I have never witnessed love for a place until I stepped onto Heidelberg Street on the east side of Detroit. Unlike its adjacent neighborhood, the Indian Villages, an affluent community with meticulously kept lawns and architectural masterpieces, Heidelberg Street had a different charm. The once-abandoned houses are painted with colorful polka dots, e mpty lots are filled with debris-sculptures, aged eastern cotton trees are dressed in painted-clock faces, and rusty benches are filled with stuffed animals. In a neighborhood struggling with blight, poverty, and crimes, this vibrant enclave is a magical oasis for the people who have called this place home for generations.
This is the Heidelberg Project, a two block open art installation created from salvaged items. Founded in 1986 by a long time resident of the east side of Detroit, Tyree Guyton, the Heidelberg Project brought together Detroit residents to transform the once deteriorating neighborhood into a vibrant community of energy and hope. Despite of over five arsons that sought to burn the Heidelberg Project down to its roots and city urban planning projects that bulldozed its artworks, it stands firmly today as a living display of an unbending love for a place, a love that always protects, always trusts, always hopes, and always perseveres … a love that never fails.
Tyree Guyton is not standing alone. To the people here, Detroit’s recent bankruptcy is not a symbol of decline, but a pivot point. In face of a giant leviathan, thousands of people are coming forward with ideas - here, ideas spring forward like lichens after a wild fire. But people in Detroit don’t just talk about ideas; inspired by their historical industrial roots, they are eager to roll up their sleeves to build and to create. Even though I’ve only been in Detroit for one week, I can already feel the unbreakable belief that Detroiters share for their city to rise from the ashes.

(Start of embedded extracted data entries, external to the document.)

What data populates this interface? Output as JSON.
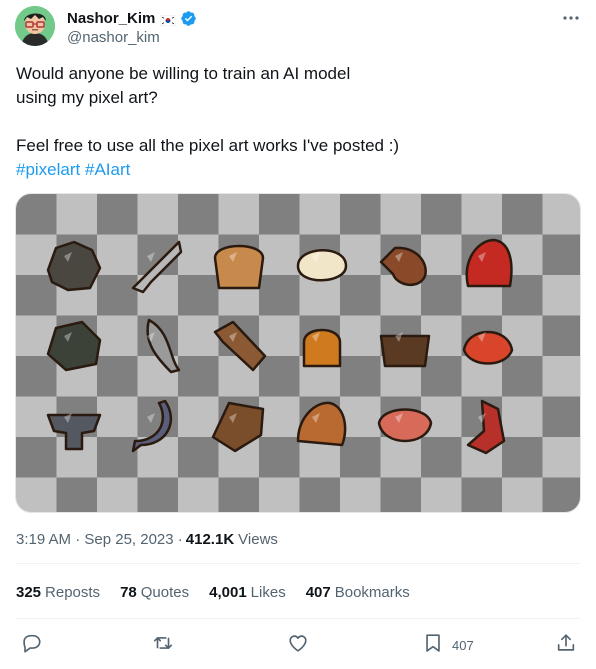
{
  "author": {
    "display_name": "Nashor_Kim",
    "handle": "@nashor_kim",
    "flag_icon": "south-korea-flag-icon",
    "verified_icon": "verified-badge-icon",
    "verified_color": "#1d9bf0"
  },
  "tweet": {
    "line1": "Would anyone be willing to train an AI model",
    "line2": "using my pixel art?",
    "line3": "Feel free to use all the pixel art works I've posted :)",
    "hashtags": [
      "#pixelart",
      "#AIart"
    ]
  },
  "media": {
    "description_icon": "pixel-art-sprite-sheet-image",
    "sprites": [
      "tangled-root",
      "sword",
      "bread-slice",
      "fried-egg",
      "roast-drumstick",
      "red-hood",
      "stone-golem",
      "curved-dagger",
      "wooden-log",
      "potion-flask",
      "stew-pot",
      "red-crab",
      "anvil",
      "sickle",
      "dry-leaf",
      "straw-tuft",
      "raw-steak",
      "red-horn"
    ]
  },
  "meta": {
    "time_date": "3:19 AM · Sep 25, 2023 ·",
    "views_count": "412.1K",
    "views_label": "Views"
  },
  "stats": {
    "reposts_count": "325",
    "reposts_label": "Reposts",
    "quotes_count": "78",
    "quotes_label": "Quotes",
    "likes_count": "4,001",
    "likes_label": "Likes",
    "bookmarks_count": "407",
    "bookmarks_label": "Bookmarks"
  },
  "actions": {
    "reply_icon": "reply-icon",
    "repost_icon": "repost-icon",
    "like_icon": "heart-icon",
    "bookmark_icon": "bookmark-icon",
    "bookmark_count": "407",
    "share_icon": "share-icon"
  },
  "colors": {
    "accent": "#1d9bf0",
    "text": "#0f1419",
    "secondary": "#536471",
    "checker_dark": "#808080",
    "checker_light": "#c0c0c0"
  }
}
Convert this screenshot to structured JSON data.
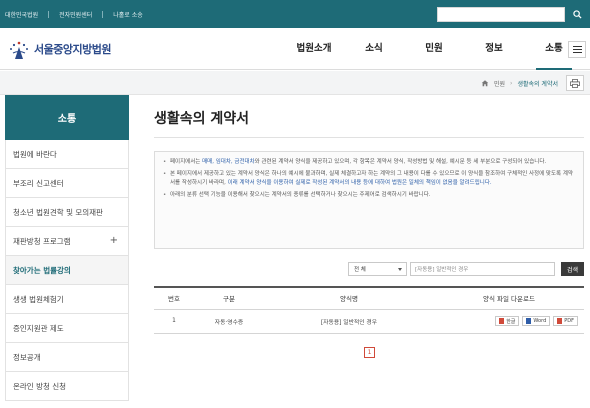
{
  "topbar": {
    "links": [
      "대한민국법원",
      "전자민원센터",
      "나홀로 소송"
    ],
    "search_placeholder": ""
  },
  "header": {
    "court_name": "서울중앙지방법원",
    "nav": [
      "법원소개",
      "소식",
      "민원",
      "정보",
      "소통"
    ],
    "active_nav": "소통"
  },
  "breadcrumb": {
    "home": "민원",
    "current": "생활속의 계약서"
  },
  "sidebar": {
    "title": "소통",
    "items": [
      {
        "label": "법원에 바란다"
      },
      {
        "label": "부조리 신고센터"
      },
      {
        "label": "청소년 법원견학 및 모의재판"
      },
      {
        "label": "재판방청 프로그램",
        "plus": "+"
      },
      {
        "label": "찾아가는 법률강의"
      },
      {
        "label": "생생 법원체험기"
      },
      {
        "label": "증인지원관 제도"
      },
      {
        "label": "정보공개"
      },
      {
        "label": "온라인 방청 신청"
      }
    ]
  },
  "main": {
    "title": "생활속의 계약서",
    "guide": {
      "p1_a": "페이지에서는 ",
      "p1_link": "매매, 임대차, 금전대차",
      "p1_b": "와 관련된 계약서 양식을 제공하고 있으며, 각 항목은 계약서 양식, 작성방법 및 해설, 예시문 등 세 부분으로 구성되어 있습니다.",
      "p2_a": "본 페이지에서 제공하고 있는 계약서 양식은 하나의 예시에 불과하며, 실제 체결하고자 하는 계약의 그 내용이 다를 수 있으므로 이 양식을 참조하여 구체적인 사정에 맞도록 계약서를 작성하시기 바라며, ",
      "p2_link": "이래 계약서 양식을 이용하여 실제로 작성된 계약서의 내용 등에 대하여 법원은 일체의 책임이 없음을 알려드립니다.",
      "p3": "아래의 분류 선택 기능을 이용해서 찾으시는 계약서의 종류를 선택하거나 찾으시는 주제어로 검색하시기 바랍니다."
    },
    "filter": {
      "select_value": "전 체",
      "keyword_placeholder": "[자동용] 일반적인 경우",
      "button": "검색"
    },
    "table": {
      "headers": [
        "번호",
        "구분",
        "양식명",
        "양식 파일 다운로드"
      ],
      "rows": [
        {
          "no": "1",
          "category": "자동·영수증",
          "name": "[자동용] 일반적인 경우",
          "files": [
            "한글",
            "Word",
            "PDF"
          ]
        }
      ]
    },
    "pager": {
      "current": "1"
    }
  },
  "colors": {
    "brand": "#1e6b77",
    "accent": "#d04a3a"
  }
}
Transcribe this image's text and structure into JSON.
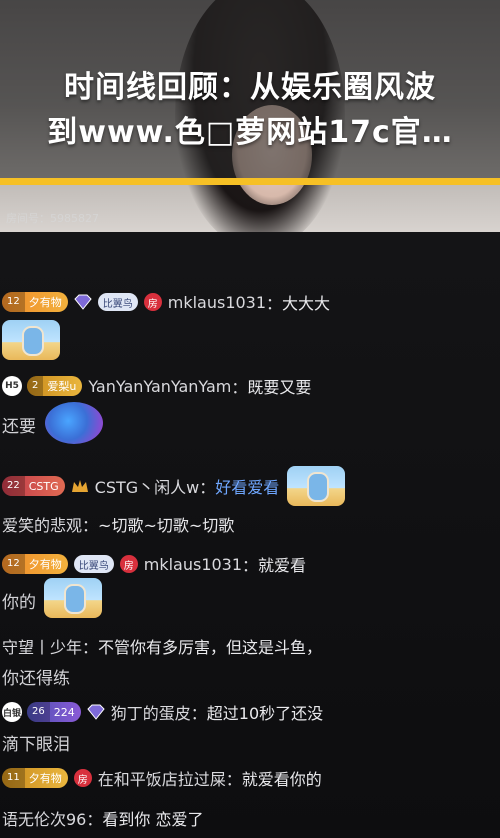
{
  "headline": {
    "line1": "时间线回顾：从娱乐圈风波",
    "line2": "到www.色□萝网站17c官…"
  },
  "video": {
    "room_id": "房间号：5985827"
  },
  "chat": {
    "messages": [
      {
        "level": "12",
        "badge": "夕有物",
        "chip": "比翼鸟",
        "room": "房",
        "nick": "mklaus1031",
        "colon": "：",
        "text": "大大大"
      },
      {
        "level": "2",
        "badge": "爱梨u",
        "pre": "H5",
        "nick": "YanYanYanYanYam",
        "colon": "：",
        "text": "既要又要",
        "cont": "还要"
      },
      {
        "level": "22",
        "badge": "CSTG",
        "nick": "CSTG丶闲人w",
        "colon": "：",
        "text": "好看爱看"
      },
      {
        "nick": "爱笑的悲观",
        "colon": "：",
        "text": "~切歌~切歌~切歌"
      },
      {
        "level": "12",
        "badge": "夕有物",
        "chip": "比翼鸟",
        "room": "房",
        "nick": "mklaus1031",
        "colon": "：",
        "text": "就爱看",
        "cont": "你的"
      },
      {
        "nick": "守望丨少年",
        "colon": "：",
        "text": "不管你有多厉害，但这是斗鱼，",
        "cont": "你还得练"
      },
      {
        "pre": "白银",
        "level": "26",
        "badge": "224",
        "nick": "狗丁的蛋皮",
        "colon": "：",
        "text": "超过10秒了还没",
        "cont": "滴下眼泪"
      },
      {
        "level": "11",
        "badge": "夕有物",
        "room": "房",
        "nick": "在和平饭店拉过屎",
        "colon": "：",
        "text": "就爱看你的"
      },
      {
        "nick": "语无伦次96",
        "colon": "：",
        "text": "看到你 恋爱了"
      }
    ]
  },
  "colors": {
    "accent_bar": "#f6c025",
    "mention_blue": "#6fa7ff"
  }
}
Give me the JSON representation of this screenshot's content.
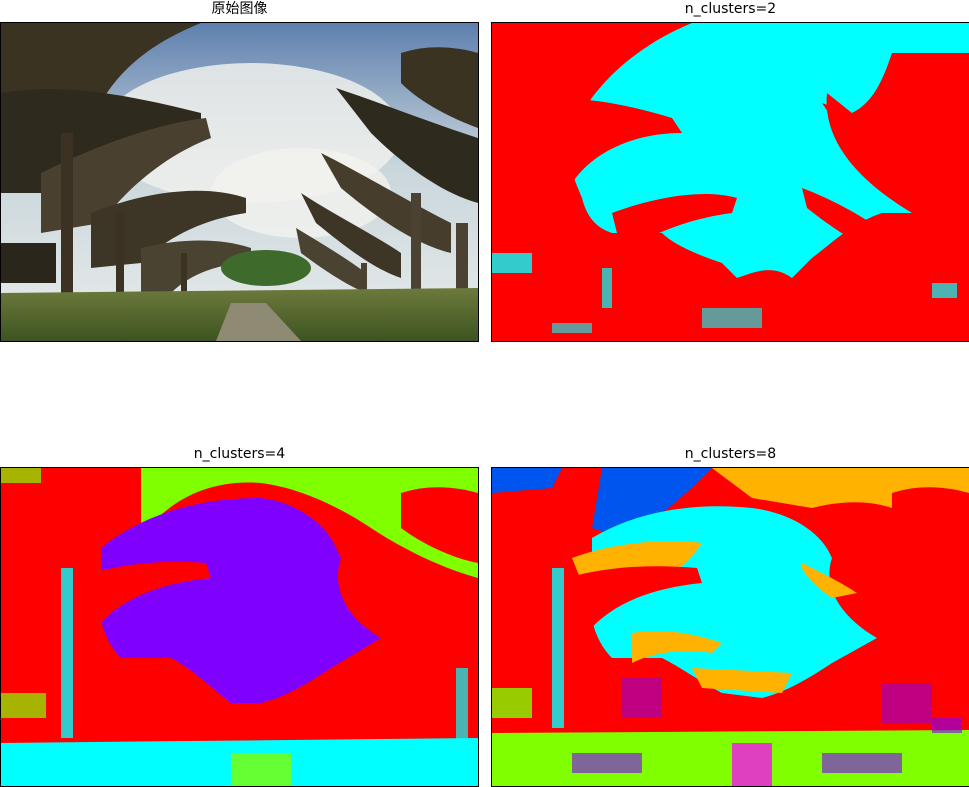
{
  "panels": [
    {
      "title": "原始图像",
      "kind": "original"
    },
    {
      "title": "n_clusters=2",
      "kind": "k2"
    },
    {
      "title": "n_clusters=4",
      "kind": "k4"
    },
    {
      "title": "n_clusters=8",
      "kind": "k8"
    }
  ],
  "palette": {
    "red": "#ff0000",
    "cyan": "#00ffff",
    "violet": "#7f00ff",
    "lime": "#80ff00",
    "blue": "#0055ee",
    "orange": "#ffb300",
    "magenta": "#ff00ff",
    "green": "#00ff40"
  }
}
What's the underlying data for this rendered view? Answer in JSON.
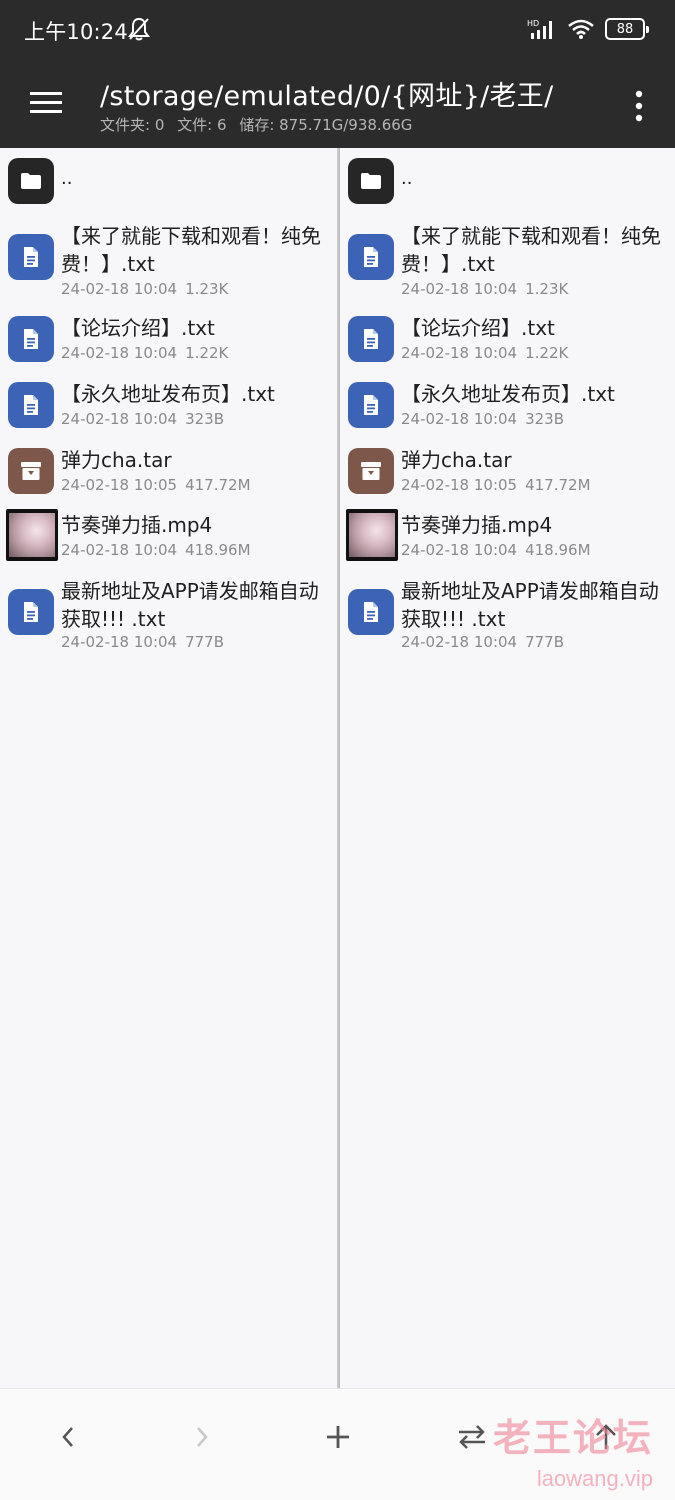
{
  "status_bar": {
    "time": "上午10:24",
    "battery": "88"
  },
  "toolbar": {
    "path": "/storage/emulated/0/{网址}/老王/",
    "info": {
      "folders": "文件夹: 0",
      "files": "文件: 6",
      "storage": "储存: 875.71G/938.66G"
    }
  },
  "panes": [
    {
      "parent_label": "..",
      "files": [
        {
          "name": "【来了就能下载和观看！纯免费！】.txt",
          "date": "24-02-18 10:04",
          "size": "1.23K",
          "type": "doc"
        },
        {
          "name": "【论坛介绍】.txt",
          "date": "24-02-18 10:04",
          "size": "1.22K",
          "type": "doc"
        },
        {
          "name": "【永久地址发布页】.txt",
          "date": "24-02-18 10:04",
          "size": "323B",
          "type": "doc"
        },
        {
          "name": "弹力cha.tar",
          "date": "24-02-18 10:05",
          "size": "417.72M",
          "type": "archive"
        },
        {
          "name": "节奏弹力插.mp4",
          "date": "24-02-18 10:04",
          "size": "418.96M",
          "type": "video"
        },
        {
          "name": "最新地址及APP请发邮箱自动获取!!! .txt",
          "date": "24-02-18 10:04",
          "size": "777B",
          "type": "doc"
        }
      ]
    },
    {
      "parent_label": "..",
      "files": [
        {
          "name": "【来了就能下载和观看！纯免费！】.txt",
          "date": "24-02-18 10:04",
          "size": "1.23K",
          "type": "doc"
        },
        {
          "name": "【论坛介绍】.txt",
          "date": "24-02-18 10:04",
          "size": "1.22K",
          "type": "doc"
        },
        {
          "name": "【永久地址发布页】.txt",
          "date": "24-02-18 10:04",
          "size": "323B",
          "type": "doc"
        },
        {
          "name": "弹力cha.tar",
          "date": "24-02-18 10:05",
          "size": "417.72M",
          "type": "archive"
        },
        {
          "name": "节奏弹力插.mp4",
          "date": "24-02-18 10:04",
          "size": "418.96M",
          "type": "video"
        },
        {
          "name": "最新地址及APP请发邮箱自动获取!!! .txt",
          "date": "24-02-18 10:04",
          "size": "777B",
          "type": "doc"
        }
      ]
    }
  ],
  "watermark": {
    "text": "老王论坛",
    "url": "laowang.vip"
  },
  "colors": {
    "header_bg": "#2b2b2b",
    "doc_icon": "#3d63b6",
    "archive_icon": "#7d574a",
    "folder_icon": "#262626"
  }
}
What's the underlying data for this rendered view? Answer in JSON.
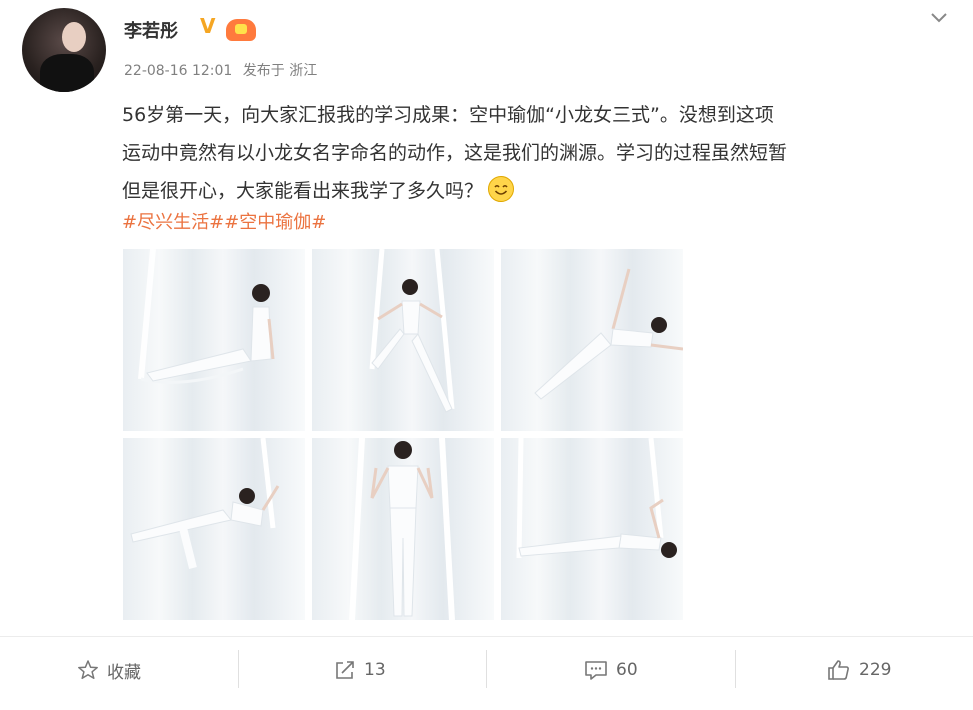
{
  "author": {
    "name": "李若彤",
    "verified_mark": "V"
  },
  "post": {
    "date": "22-08-16 12:01",
    "published_from": "发布于 浙江",
    "lines": [
      "56岁第一天，向大家汇报我的学习成果：空中瑜伽“小龙女三式”。没想到这项",
      "运动中竟然有以小龙女名字命名的动作，这是我们的渊源。学习的过程虽然短暂",
      "但是很开心，大家能看出来我学了多久吗？"
    ],
    "tags": [
      "#尽兴生活#",
      "#空中瑜伽#"
    ],
    "photos_count": 6
  },
  "actions": {
    "favorite_label": "收藏",
    "repost_count": "13",
    "comment_count": "60",
    "like_count": "229"
  },
  "icons": {
    "verified": "verified-v-icon",
    "vip": "vip-badge-icon",
    "menu": "chevron-down-icon",
    "emoji": "smiley-emoji-icon",
    "favorite": "star-icon",
    "repost": "repost-icon",
    "comment": "comment-icon",
    "like": "thumbs-up-icon"
  },
  "colors": {
    "tag": "#eb7340",
    "verified": "#f5a623",
    "meta": "#808080"
  }
}
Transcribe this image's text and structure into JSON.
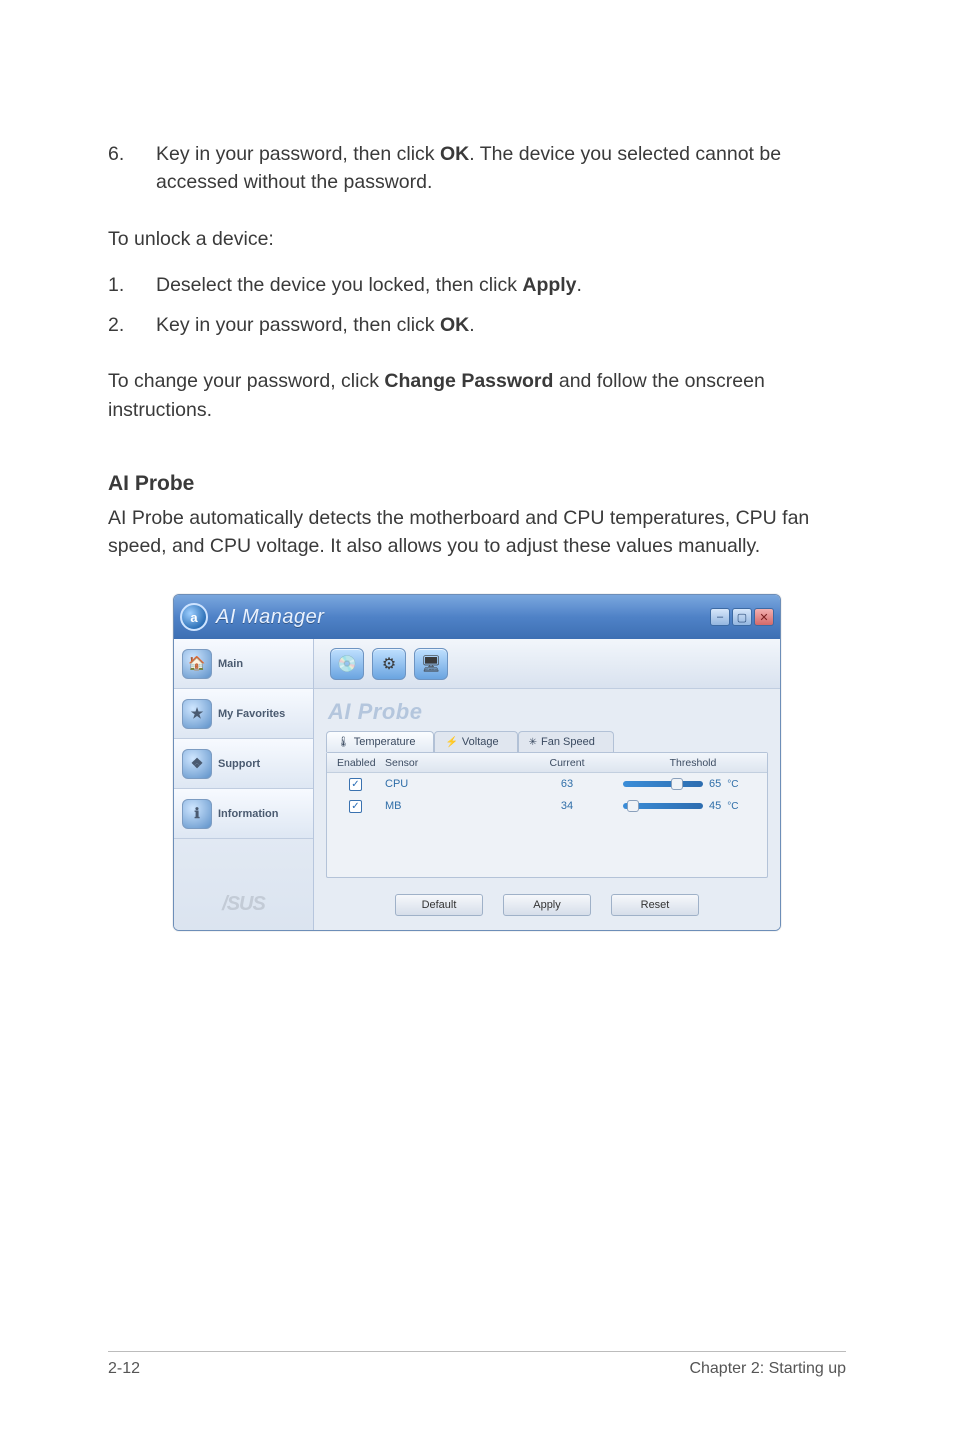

This summer, I will be working on the SWOT City team at TechTown Detroit, a team that seeks to support small business owners in the neighborhoods of Detroit, with the goal of revitalizing those neighborhoods with one business at a time. For my project, I am working with Jimmy, a fellow DukeEngage participant, to develop a set of recommendations that will provide insight into how TechTown Detroit can accelerate neighborhood business development through acquiring commercial real estate. Although we are lucky to receive a concrete project, the scope of this project spans everything from gaining a thorough understanding of the neighborhoods by visiting local communities, to analyzing the most appropriate ownership model through researching best practices, to exploring different fundraising strategies by interviewing other organizations involved in similar works. This is undoubtedly a challenging project, but I am very excited to fully engage myself in the project and immerse myself in the city of Detroit.